The method of defending the position - Money Management

Today's article will present the strategy of defending a loss-making position with the use of cyclical adding and retrieving capital to lower the entry price. We often keep our position at a loss and even though we see that the price can potentially turn back now and go "in our direction" - we do not increase the position, because we are afraid that the price will not reach the break even and we will be able to take out the averages there. For forex players using MetaTrader this may seem more intuitive, as each trade is displayed as a separate entry. For margin traders who operate on cryptocurrencies using popular exchanges, such as BitMEX or Deribit, it may seem less obvious. However, to get to the point. What is the strategy?

Assumption:

In trading, just like in strict disciplines, certain rules are right based on certain assumptions. This is no different for the capital management strategy described. So the assumptions are:

1) You are in a loss-making position, 2 The position was taken for less than half the deposit, 3 The price has not yet negated the scenario you are playing - there is a sense of averaging, You can afford a controlled insertion into position.

If all four of the above mentioned requirements are met, you can try to play the position as described in the following paragraph.

Way:

Clue of this method is to add to the position while being at a loss and then pull out a part of the position at a price that is profitable in relation to the averaging price, but not necessarily higher than the average entry price of the whole position. Usually we don't do this because taking out a part of the position at a loss relative to the entry price will result in a depletion of the deposit - the broker, e.g. BitMEX, books it as a loss and we don't want to lose! However, logically, if we add to a position and then reduce it at a better price than we added, we have made money (we have reduced the global loss on the position)! Realising this mechanism is the key to understanding this method. The easiest way to discuss this way of playing a position is through a case study.

Case study

Let's consider a position played on the XBTUSD pair on the BitMEX platform - we are opening a lounge for 1000 x50 contracts at 8170.
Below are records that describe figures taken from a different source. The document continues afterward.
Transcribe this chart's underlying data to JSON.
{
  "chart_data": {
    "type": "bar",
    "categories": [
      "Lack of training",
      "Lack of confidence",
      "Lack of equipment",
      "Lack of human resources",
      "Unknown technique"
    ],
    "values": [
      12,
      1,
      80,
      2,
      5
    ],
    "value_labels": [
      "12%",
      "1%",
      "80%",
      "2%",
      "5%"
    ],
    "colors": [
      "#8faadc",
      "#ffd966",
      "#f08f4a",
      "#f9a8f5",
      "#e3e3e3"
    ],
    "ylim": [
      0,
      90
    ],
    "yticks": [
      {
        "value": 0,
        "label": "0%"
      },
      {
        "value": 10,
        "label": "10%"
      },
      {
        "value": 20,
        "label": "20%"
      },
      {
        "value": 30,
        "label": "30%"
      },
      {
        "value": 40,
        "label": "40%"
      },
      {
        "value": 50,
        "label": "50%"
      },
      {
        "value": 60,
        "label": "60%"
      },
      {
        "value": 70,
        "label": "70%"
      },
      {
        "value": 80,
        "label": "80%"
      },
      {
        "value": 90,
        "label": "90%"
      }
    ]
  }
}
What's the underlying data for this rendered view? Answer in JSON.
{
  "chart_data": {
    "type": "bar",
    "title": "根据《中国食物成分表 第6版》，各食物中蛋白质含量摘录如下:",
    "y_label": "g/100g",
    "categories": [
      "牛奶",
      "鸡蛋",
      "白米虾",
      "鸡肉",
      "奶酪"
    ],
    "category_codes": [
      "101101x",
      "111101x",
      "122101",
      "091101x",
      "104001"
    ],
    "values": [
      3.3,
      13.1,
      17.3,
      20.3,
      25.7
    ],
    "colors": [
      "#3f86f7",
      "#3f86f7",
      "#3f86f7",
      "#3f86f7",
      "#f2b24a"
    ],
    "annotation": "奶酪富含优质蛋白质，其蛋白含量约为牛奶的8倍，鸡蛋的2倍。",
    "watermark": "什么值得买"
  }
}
  • Trade direction - Long
  • Number of contracts - 1000
  • Lever - 50
  • Entry price - 8170
  • Entry Value: -12 240 000

Suppose the price drops to 8150. We buy another 1000 contracts:

  • Direction of transaction - Long
  • Number of contracts - 1000
  • Lever - 50
  • Entry price - 8120
  • Entry Value: -12 315 000

After this addition, our position is for 2000 contracts and the position balance is -24 555 000 XBt, averaged entry price 8145. The price went up to 8140, but it didn't go through, so we draw 1000 contracts at 8140:

  • Direction of transaction - Short
  • Number of contracts - 1000
  • Lever - 50
  • Entry price - 8140
  • Entry Value: 12 285 000

Our deposit will be slightly depleted (by 7500 XBt), currently the position is 1000 contracts and its status is 12 270 000, the entry price displayed by BitMEX is still 8145, but the actual output at 0 calculated according to the position status is 8150.

The price continues to decrease. We buy 1000 contracts at 8100.

  • Direction of transaction - Long
  • Number of contracts - 1000
  • Lever - 50
  • Entry price - 8100
  • Entry Value: -12 346 000

We have 2000 contracts in the game, positional status: -24 616 000 XBt, entry price according to BitMEX 8122.5, exit price "to zero" 8125.

We exit the whole position at 8130:

  • Direction of the transaction - Short
  • Number of contracts - 2000
  • Lever - 50
  • Entry price - 8130
  • Entry Value: 24 600 000

We make the difference between the Entry Value and the previous position, that is 16,000 XBt.

List

In the above considerations, commission fees were omitted.

Summary

The method presented above enables a more conscious playing of positions with an averaging. It also avoids the possibility of increasing the position "infinitely", which often leads to excessive overfload and high loss. As you can see from the example above, if we had waited for the price to reach the 8145 average - we wouldn't have seen it, and probably at 8100 we wouldn't have added up. In this case, we managed to break down the entry price a little, and except for the averaging, we were able to provide ourselves with the mental comfort of being in a smaller position and being able to do the re-insertion/retrieval operation. The way presented above is an interesting alternative to waiting "until it bounces" and gives you the opportunity to play the position further, even when our position is in the minus, additionally allows you to lower the real entry price and go out to the plus, in favourable conditions. However, it is important to remember that by using this method, the entry price shown by BitMEX is different from the real "exit price to zero" and that by closing a position at a loss - the deposit will melt. It is therefore worthwhile to calculate the actual "exit price to zero" on the way.

Share your opinions about this method of defending your position!